The highlight of last night’s talk shows was Consumer Protection Authority (CPA) boss Ahmed Samir Farag breaking down the CPA’s decision to refund a portion of school bus fees in a phone-in to Ala Mas’ouleety. We have the story in this morning’s Speed Round, below.
The CPA settled on requiring schools and universities to refund 25% of bus fees from the last academic year by crunching the numbers on how much of the full year schools were actually in session before transitioning to online learning, Farag told host Ahmed Moussa. President Abdel Fattah El Sisi had first ordered schools and universities to shut down in mid-March in what was originally meant to be a two-week measure.
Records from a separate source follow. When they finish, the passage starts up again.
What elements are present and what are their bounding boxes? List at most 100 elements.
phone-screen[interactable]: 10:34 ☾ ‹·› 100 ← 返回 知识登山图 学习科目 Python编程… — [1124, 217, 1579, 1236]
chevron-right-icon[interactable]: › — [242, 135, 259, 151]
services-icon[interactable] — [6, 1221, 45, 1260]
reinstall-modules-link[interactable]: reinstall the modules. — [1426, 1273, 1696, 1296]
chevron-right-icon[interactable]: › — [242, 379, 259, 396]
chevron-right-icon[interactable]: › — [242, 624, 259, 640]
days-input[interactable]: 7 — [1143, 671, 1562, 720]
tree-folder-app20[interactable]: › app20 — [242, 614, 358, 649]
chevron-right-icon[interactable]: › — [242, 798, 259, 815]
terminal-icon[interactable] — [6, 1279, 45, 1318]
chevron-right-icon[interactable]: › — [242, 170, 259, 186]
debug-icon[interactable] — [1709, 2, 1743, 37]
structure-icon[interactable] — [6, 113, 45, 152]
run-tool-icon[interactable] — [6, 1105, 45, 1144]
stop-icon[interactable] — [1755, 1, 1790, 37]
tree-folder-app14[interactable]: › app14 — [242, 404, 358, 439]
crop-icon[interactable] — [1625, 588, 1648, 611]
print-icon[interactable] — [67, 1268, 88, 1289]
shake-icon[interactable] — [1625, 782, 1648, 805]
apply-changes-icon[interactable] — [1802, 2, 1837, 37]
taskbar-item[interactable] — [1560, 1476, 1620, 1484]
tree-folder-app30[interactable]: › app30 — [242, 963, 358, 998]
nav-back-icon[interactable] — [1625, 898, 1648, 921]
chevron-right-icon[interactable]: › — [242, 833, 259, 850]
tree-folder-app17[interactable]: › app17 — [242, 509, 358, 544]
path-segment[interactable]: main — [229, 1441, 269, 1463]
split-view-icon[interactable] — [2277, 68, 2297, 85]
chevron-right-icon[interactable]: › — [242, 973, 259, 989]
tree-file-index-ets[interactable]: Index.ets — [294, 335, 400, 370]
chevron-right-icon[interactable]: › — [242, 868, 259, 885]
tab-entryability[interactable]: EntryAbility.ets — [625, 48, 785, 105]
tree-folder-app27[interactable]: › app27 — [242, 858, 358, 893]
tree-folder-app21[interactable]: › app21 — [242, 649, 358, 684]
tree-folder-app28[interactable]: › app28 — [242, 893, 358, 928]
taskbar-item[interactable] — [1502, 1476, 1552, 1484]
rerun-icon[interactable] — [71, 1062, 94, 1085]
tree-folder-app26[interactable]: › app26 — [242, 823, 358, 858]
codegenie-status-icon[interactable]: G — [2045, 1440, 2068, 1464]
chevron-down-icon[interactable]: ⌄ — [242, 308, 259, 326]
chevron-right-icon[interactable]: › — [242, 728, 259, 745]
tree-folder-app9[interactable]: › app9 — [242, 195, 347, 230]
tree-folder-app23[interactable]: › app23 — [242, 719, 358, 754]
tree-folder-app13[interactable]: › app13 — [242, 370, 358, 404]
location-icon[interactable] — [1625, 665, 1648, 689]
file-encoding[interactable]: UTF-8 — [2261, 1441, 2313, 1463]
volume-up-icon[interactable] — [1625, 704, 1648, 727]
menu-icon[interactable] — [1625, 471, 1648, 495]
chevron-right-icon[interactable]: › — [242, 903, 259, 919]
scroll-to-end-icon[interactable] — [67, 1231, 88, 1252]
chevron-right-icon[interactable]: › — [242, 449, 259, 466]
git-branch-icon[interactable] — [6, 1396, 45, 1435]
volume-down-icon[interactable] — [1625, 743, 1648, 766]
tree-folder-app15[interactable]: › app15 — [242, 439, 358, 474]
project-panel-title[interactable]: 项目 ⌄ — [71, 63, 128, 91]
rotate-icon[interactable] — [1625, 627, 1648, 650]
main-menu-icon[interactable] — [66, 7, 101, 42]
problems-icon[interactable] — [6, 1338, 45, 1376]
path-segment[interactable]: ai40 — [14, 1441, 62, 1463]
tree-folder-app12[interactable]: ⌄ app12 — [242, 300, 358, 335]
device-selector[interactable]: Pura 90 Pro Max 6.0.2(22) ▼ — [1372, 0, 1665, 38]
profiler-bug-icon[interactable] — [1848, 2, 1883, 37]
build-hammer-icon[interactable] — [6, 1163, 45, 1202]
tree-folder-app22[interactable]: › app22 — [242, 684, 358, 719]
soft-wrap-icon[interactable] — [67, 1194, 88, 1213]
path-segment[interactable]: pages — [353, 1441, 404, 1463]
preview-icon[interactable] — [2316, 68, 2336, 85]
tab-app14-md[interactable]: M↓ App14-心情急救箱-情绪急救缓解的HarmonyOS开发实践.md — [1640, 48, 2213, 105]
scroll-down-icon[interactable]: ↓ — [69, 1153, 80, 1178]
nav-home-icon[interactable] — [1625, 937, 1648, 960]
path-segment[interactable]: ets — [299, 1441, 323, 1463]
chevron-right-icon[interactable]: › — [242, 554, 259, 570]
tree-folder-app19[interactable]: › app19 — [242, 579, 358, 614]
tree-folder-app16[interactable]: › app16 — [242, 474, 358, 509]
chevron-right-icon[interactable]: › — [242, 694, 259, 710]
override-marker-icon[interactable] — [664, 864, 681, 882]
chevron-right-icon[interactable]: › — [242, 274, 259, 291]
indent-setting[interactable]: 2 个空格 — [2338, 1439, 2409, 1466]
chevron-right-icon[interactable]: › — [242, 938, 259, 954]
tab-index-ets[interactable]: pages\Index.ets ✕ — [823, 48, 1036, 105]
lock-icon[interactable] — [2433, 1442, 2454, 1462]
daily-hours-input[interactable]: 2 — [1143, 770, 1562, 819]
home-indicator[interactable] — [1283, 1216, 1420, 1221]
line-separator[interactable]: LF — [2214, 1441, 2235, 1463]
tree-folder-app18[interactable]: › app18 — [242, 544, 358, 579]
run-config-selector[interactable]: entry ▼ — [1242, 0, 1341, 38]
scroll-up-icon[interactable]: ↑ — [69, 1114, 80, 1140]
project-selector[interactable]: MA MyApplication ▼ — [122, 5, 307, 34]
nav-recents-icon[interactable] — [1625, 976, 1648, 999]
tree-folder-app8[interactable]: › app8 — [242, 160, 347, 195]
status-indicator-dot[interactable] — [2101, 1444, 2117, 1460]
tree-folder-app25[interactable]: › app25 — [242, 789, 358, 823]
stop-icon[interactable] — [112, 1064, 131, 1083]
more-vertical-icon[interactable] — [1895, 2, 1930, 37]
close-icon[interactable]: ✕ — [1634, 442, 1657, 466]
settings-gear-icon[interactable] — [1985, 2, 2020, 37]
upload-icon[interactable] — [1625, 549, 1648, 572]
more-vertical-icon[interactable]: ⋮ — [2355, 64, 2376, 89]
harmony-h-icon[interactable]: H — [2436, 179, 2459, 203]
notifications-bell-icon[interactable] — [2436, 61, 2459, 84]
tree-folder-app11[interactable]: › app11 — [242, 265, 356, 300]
Farag stressed to Moussa that parents must file complaints to alert the agency of any cases of non-compliance from schools on the repayment decision, which is punishable by law (watch, runtime: 7:40).
PCR test requirements weighing on tourism bookings? Some tourists have apparently been canceling their hotel reservations in Egypt’s resort towns because of the government’s (very sensible) requirements that incoming tourists provide negative PCR test results, Chamber of Tourism Establishments member Waheed Assem claimed. Assem told Moussa that, in comparison to the low cost of spending one week in Egypt (which he put at around USD 150), a PCR test is too expensive. He suggested offering subsidized tests at Egypt’s airports, or throwing caution to the wind and doing away with the testing requirement for travelers to South Sinai and the Red Sea (watch, runtime: 12:13).
Uh, let’s not do away with the PCR tests just yet, ‘k? Thanks. Love, Enterprise.
Meanwhile, Endowments Minister Mohamed Mokhtar Gomaa debriefed Moussa on preparations for the resumption of Friday prayers at “major” mosques across the country, including a shortened sermon and regular disinfection (watch, runtime: 27:10).